Bei touristischen Kreuzfahrten im oberen Preissegment haben diese Windschiffe, so Experten, durchaus das Potenzial, sich eine Marktnische zu erobern. Und weil sich der heutige 72-Jährige von seinem Projekt auch eine Vorbildfunktion verspricht, hat er Frachter mit Segeln und einem Hilfsmotor konzipiert, mit denen Massengüter wie Erz, Bauxit und Getreide transportiert werden könnten, die keinem Termindruck unterliegen.

Nach seinen Berechnungen würde ein solcher Frachter (rund 220 Meter Länge, etwa 32 Meter Breite) vom brasilianischen Tubarao zur chinesischen Stadt Qingdao ebenso schnell sein wie ein vergleichbarer Motorfrachter (rund 34 Tage), würde aber rund 544.000 US-Dollar Bunkeröl einsparen und entsprechend wenig die Umwelt belasten - bei 10.000 Tonne weniger Frachtraum.

Der Hamburger Schiffsbauingenieur Peter Schenzle hat solch ein Projekt in den Achtzigern schon mal in die Tat umgesetzt - die Maruta Jaya, einen Segelfrachter, der von einem deutsch-indonesischen Forschungsprojekt für den Warentransport zwischen den indonesischen Inseln entwickelt wurde. Nachweislich konnte sein Indosail-Rigg bis zu 70 Prozent Treibstoff einsparen.
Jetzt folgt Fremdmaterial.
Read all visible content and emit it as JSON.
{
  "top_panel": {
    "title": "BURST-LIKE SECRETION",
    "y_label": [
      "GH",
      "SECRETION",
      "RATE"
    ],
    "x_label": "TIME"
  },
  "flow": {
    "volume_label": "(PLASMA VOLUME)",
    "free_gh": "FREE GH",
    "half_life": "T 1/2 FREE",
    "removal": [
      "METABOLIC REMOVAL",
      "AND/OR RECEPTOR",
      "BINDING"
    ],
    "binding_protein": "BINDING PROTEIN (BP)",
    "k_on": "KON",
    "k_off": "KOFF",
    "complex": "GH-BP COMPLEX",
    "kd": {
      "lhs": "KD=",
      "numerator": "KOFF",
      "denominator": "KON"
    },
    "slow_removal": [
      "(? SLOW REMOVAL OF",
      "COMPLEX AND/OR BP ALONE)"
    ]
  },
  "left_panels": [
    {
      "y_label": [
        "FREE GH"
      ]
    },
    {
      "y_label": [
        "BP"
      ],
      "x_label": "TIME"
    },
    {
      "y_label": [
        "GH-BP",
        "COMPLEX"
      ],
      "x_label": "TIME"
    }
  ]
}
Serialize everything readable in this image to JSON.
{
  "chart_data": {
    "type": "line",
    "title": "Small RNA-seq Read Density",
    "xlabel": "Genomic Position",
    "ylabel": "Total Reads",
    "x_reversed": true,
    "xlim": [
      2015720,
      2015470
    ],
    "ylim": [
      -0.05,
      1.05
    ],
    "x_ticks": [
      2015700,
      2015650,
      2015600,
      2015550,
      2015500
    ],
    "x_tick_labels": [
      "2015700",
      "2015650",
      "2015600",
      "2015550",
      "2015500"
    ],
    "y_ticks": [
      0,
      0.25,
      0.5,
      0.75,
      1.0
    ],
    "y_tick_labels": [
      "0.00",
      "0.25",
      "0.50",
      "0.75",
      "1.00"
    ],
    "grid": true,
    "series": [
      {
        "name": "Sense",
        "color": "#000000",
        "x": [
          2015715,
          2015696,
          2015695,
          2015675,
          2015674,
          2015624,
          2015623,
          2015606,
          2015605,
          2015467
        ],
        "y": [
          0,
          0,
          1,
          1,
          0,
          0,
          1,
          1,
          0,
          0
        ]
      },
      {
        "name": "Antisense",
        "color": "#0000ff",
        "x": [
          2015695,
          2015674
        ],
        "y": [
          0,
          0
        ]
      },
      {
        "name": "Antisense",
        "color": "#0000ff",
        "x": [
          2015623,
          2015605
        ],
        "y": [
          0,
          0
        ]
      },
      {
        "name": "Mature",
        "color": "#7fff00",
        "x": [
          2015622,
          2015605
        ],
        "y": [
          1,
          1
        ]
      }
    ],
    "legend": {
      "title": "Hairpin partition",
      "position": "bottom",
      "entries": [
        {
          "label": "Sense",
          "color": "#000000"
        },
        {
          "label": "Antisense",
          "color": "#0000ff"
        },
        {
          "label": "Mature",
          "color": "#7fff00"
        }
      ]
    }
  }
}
"Dieses Projekt ist ein gutes Beispiel", urteilt Wolfgang Bohlayer, Ingenieur von Thyssenkrupp-Marinesystems. "So ein Frachter muss nicht zu groß sein und ist für die Fahrt zwischen den indonesischen Inseln hervorragend geeignet." In solchen Nischen könne er sich deshalb auch gut den Einsatz von Frachtern mit Hybridantrieben vorstellen.

Zurück in die Zukunft

Wozu auch kleine Boote mit einem Solarantrieb gehörten. Bei Frachtern oder Bulk Carriern mit bis zu 20.000 Tonnen sei er, was eine "Renaissance der Windschiffe" angehe, nicht so optimistisch. "Denn für solche Schiffe mit riesigen Masten müssten die kompletten Hafen-, Lade- und Löschanlagen erneuert werden. Um solch radikale Änderungen herbeizuführen, müsste der Leidensdruck bei den Reedern immens sein."

Hybrid- und Solarantrieb - an alles wird gedacht

Schenzle stimmt dem zu. Die Seefahrt und die dazugehörige Logistik und Technik sei seit mehr als 100 Jahren auf den billigen Ölpreis ausgerichtet. "Deswegen passiert die Veränderung nur in sehr kleinen Schritten." Kurzfristige und unkomplizierte Lösungen, wie sie von "SkySails" angeboten würden, seien deshalb aktuell besonders attraktiv. Das Hamburger Unternehmen produziert Flug-Drachen, die herkömmliche Frachter mit der Kraft des Windes ziehen und auf diese Weise Treibstoff sparen. Viele Reedereien testen diese Drachen gerade.

Der Erfolg der Hamburger zeigt, dass alternative Antriebskonzepte nicht mehr nur als Spinnerei abgetan, sondern mittlerweile sehr ernst genommen werden. "Wir erwarten nicht, dass eine einzelne Antriebsart den Dieselmotor ablösen wird", sagt Max Johns, Pressesprecher des Verbandes Deutscher Reeder. "Vielmehr wird es in Zukunft eine Vielzahl von Hybridlösungen geben, die für einzelne Schiffstypen interessant sein können."

Schenzle fordert aber : "Wenn wir wirklich einmal ernsthaft die Chance zum emissionsfreien Seetransport nutzen wollen, dann muss sich vieles ändern. Nicht nur in der technischen Hardware, sondern auch vom Energie-Management der Erzeuger und Verbraucher an Bord, bis zur flexiblen Organisation Saison- und Wetter-abhängiger Reisezeiten und Hafenabfertigungen im Rahmen der Transportkette." Die Zukunft der Seefahrt hat also gerade erst begonnen.